Submit to this Journal Review for this Journal Propose a Special Issue

Article Menu

Share Help Cite Discuss in SciProfiles

Open AccessArticle

Peer-Review Record

An Innovative Small-Target Detection Approach Against Information Attenuation: Fusing Enhanced Programmable Gradient Information and a Novel Mamba Module

Sensors 2025, 25(7), 2117; https://doi.org/10.3390/s25072117

by Yang Liu^1,2

, Yatu Ji^1,*, Qingdaoerji Ren¹

, Bao Shi¹, Na Liu¹, Min Lu¹ and Nier Wu¹

Reviewer 1:

Shihao Zhang

Reviewer 2: Anonymous

Reviewer 3: Anonymous

Sensors 2025, 25(7), 2117; https://doi.org/10.3390/s25072117

Submission received: 17 January 2025 / Revised: 16 March 2025 / Accepted: 24 March 2025 / Published: 27 March 2025

(This article belongs to the Section Sensing and Imaging)

Round 1

Reviewer 1 Report

Comments and Suggestions for Authors

The authors introduced the PGI-ViMamba model, which successfully tackles the challenge of information bottlenecks in deep learning models, significantly enhancing the accuracy and efficiency of small object detection. Nevertheless, there are still several aspects of the paper that could be improved:

1. Please further verify the numbering of the figures in the paper. For example, should Figure 1 in line 238 be corrected to Figure 4?
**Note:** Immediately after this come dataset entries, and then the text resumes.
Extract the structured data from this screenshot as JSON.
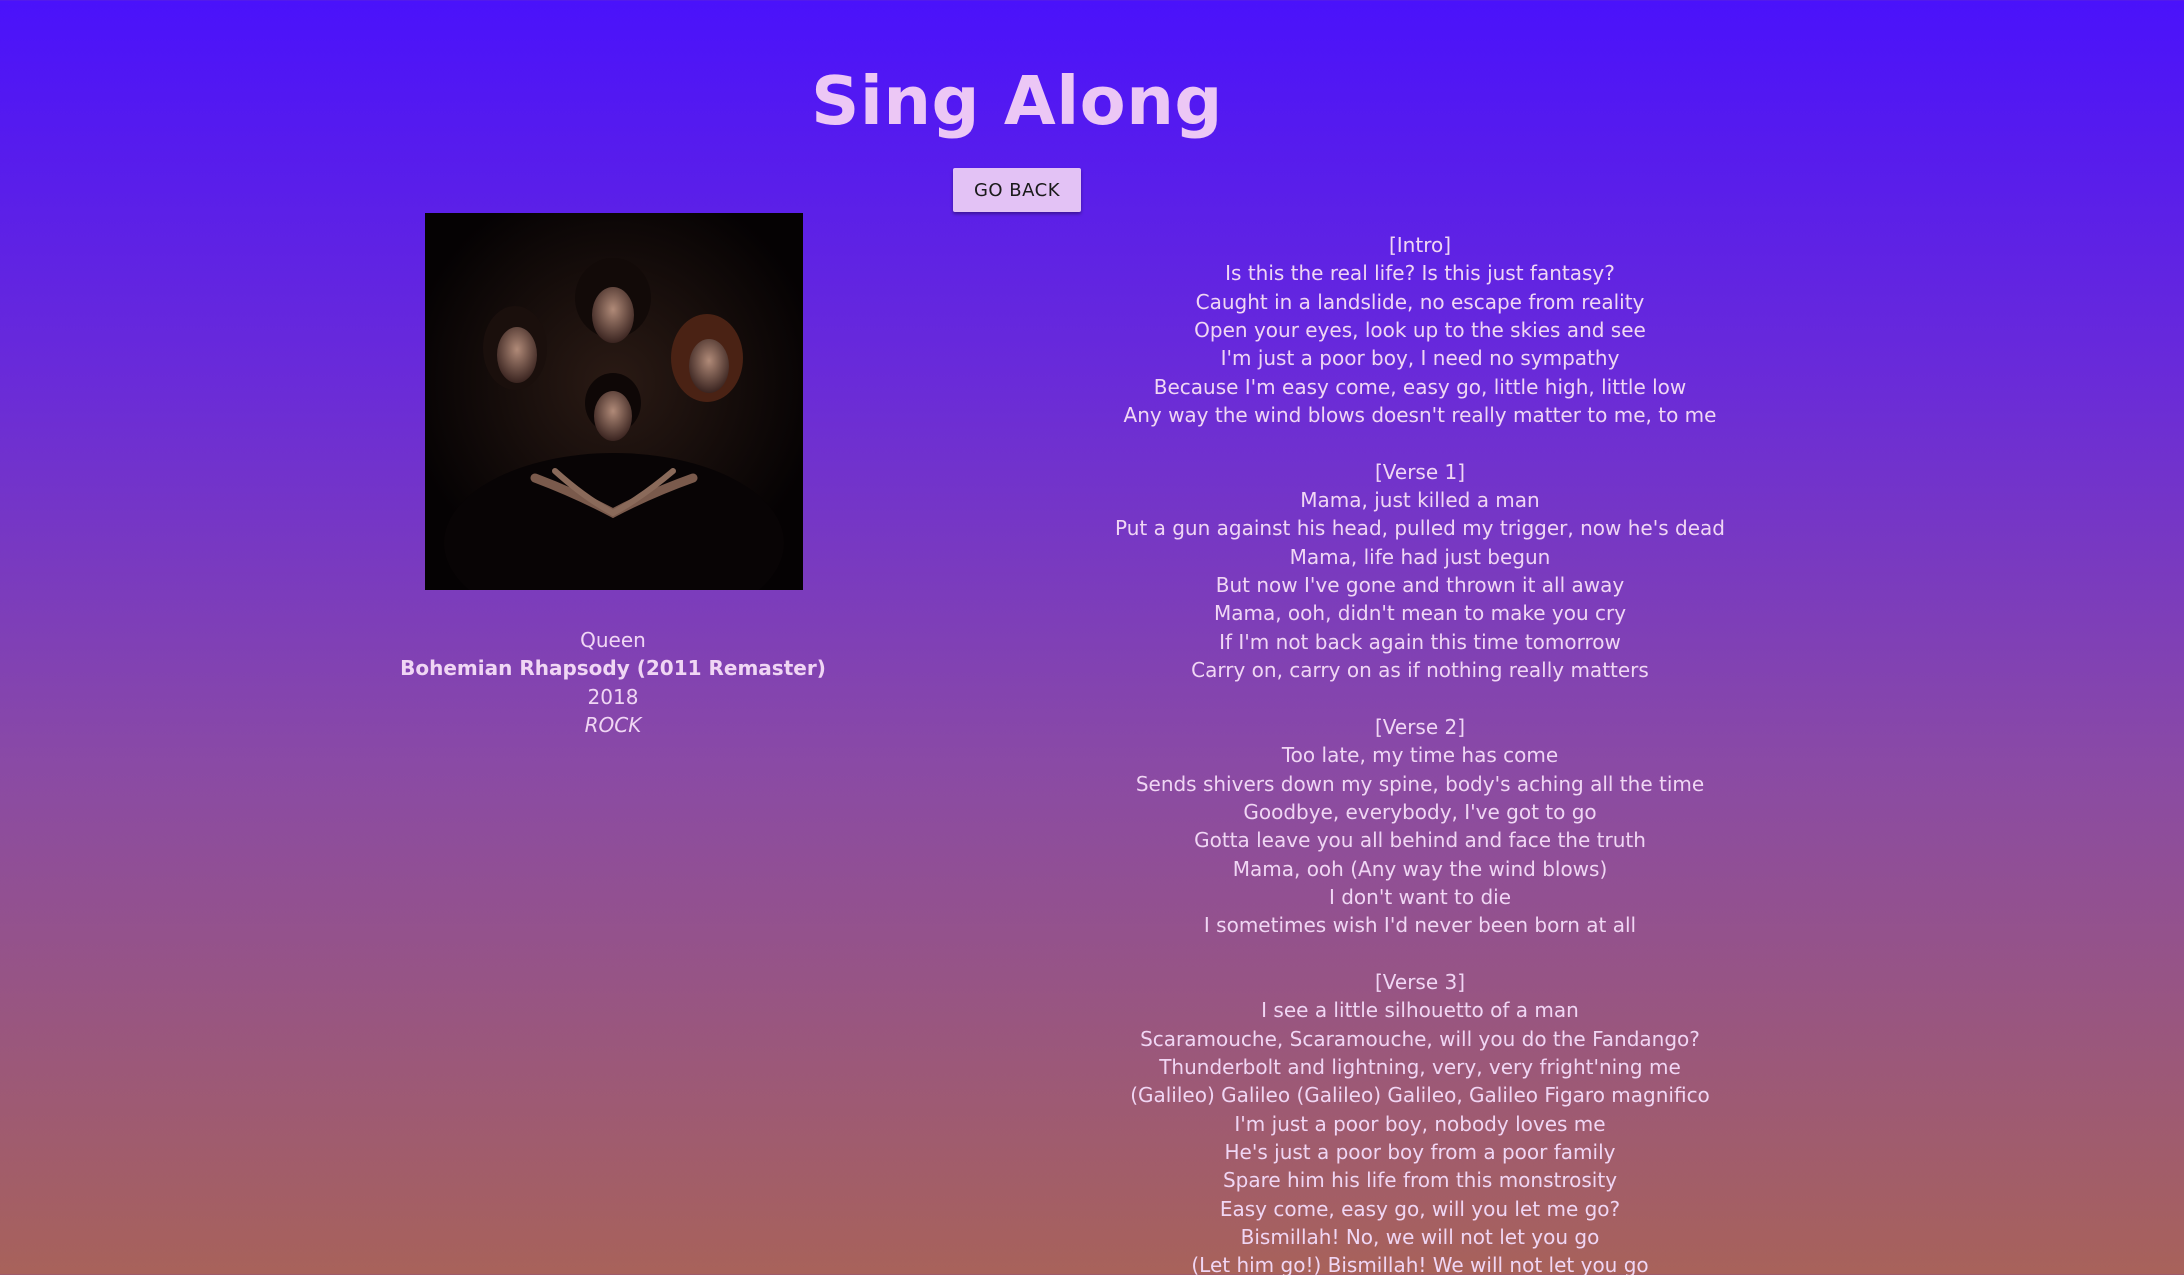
{
  "header": {
    "title": "Sing Along",
    "back_label": "GO BACK"
  },
  "song": {
    "artist": "Queen",
    "title": "Bohemian Rhapsody (2011 Remaster)",
    "year": "2018",
    "genre": "ROCK",
    "album_art": "band-portrait-image"
  },
  "lyrics": {
    "sections": [
      {
        "label": "[Intro]",
        "lines": [
          "Is this the real life? Is this just fantasy?",
          "Caught in a landslide, no escape from reality",
          "Open your eyes, look up to the skies and see",
          "I'm just a poor boy, I need no sympathy",
          "Because I'm easy come, easy go, little high, little low",
          "Any way the wind blows doesn't really matter to me, to me"
        ]
      },
      {
        "label": "[Verse 1]",
        "lines": [
          "Mama, just killed a man",
          "Put a gun against his head, pulled my trigger, now he's dead",
          "Mama, life had just begun",
          "But now I've gone and thrown it all away",
          "Mama, ooh, didn't mean to make you cry",
          "If I'm not back again this time tomorrow",
          "Carry on, carry on as if nothing really matters"
        ]
      },
      {
        "label": "[Verse 2]",
        "lines": [
          "Too late, my time has come",
          "Sends shivers down my spine, body's aching all the time",
          "Goodbye, everybody, I've got to go",
          "Gotta leave you all behind and face the truth",
          "Mama, ooh (Any way the wind blows)",
          "I don't want to die",
          "I sometimes wish I'd never been born at all"
        ]
      },
      {
        "label": "[Verse 3]",
        "lines": [
          "I see a little silhouetto of a man",
          "Scaramouche, Scaramouche, will you do the Fandango?",
          "Thunderbolt and lightning, very, very fright'ning me",
          "(Galileo) Galileo (Galileo) Galileo, Galileo Figaro magnifico",
          "I'm just a poor boy, nobody loves me",
          "He's just a poor boy from a poor family",
          "Spare him his life from this monstrosity",
          "Easy come, easy go, will you let me go?",
          "Bismillah! No, we will not let you go",
          "(Let him go!) Bismillah! We will not let you go"
        ]
      }
    ]
  }
}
2. Regarding the 200 training epochs mentioned in section 4.2, could the authors explain why only 200 epochs were used to train the model, instead of more? For such a large-scale dataset, I believe 200 epochs may not be sufficient to achieve the model's optimal performance. As shown in Figure 6, for most models, the precision and recall are still increasing after 100 epochs and have not stabilized.

3. Is the statement "Tables may have a footer" in line 256 accidentally included, or is it necessary? Please verify.

4. There is confusion in the numbering of the formulas in the paper. For example, there are two different formulas labeled as formula 10. Please carefully check and correct all formula numbers in the paper.

5. Section 4.2 mentions that the model was trained for 200 epochs, but the figures and descriptions in section 4.3.2 use 100 epochs. Please verify this data inconsistency. Accuracy in data is essential for scientific research.

6. Regarding Figure 7, I suggest including a corresponding table to help readers better understand and interpret the information.

Author Response

Comments 1: Please further verify the numbering of the figures in the paper. For example, should Figure 1 in line 238 be corrected to Figure 4?

Response 1: Agree. I have modified the picture number you proposed. The numbers of the graphs and tables in the full text are checked.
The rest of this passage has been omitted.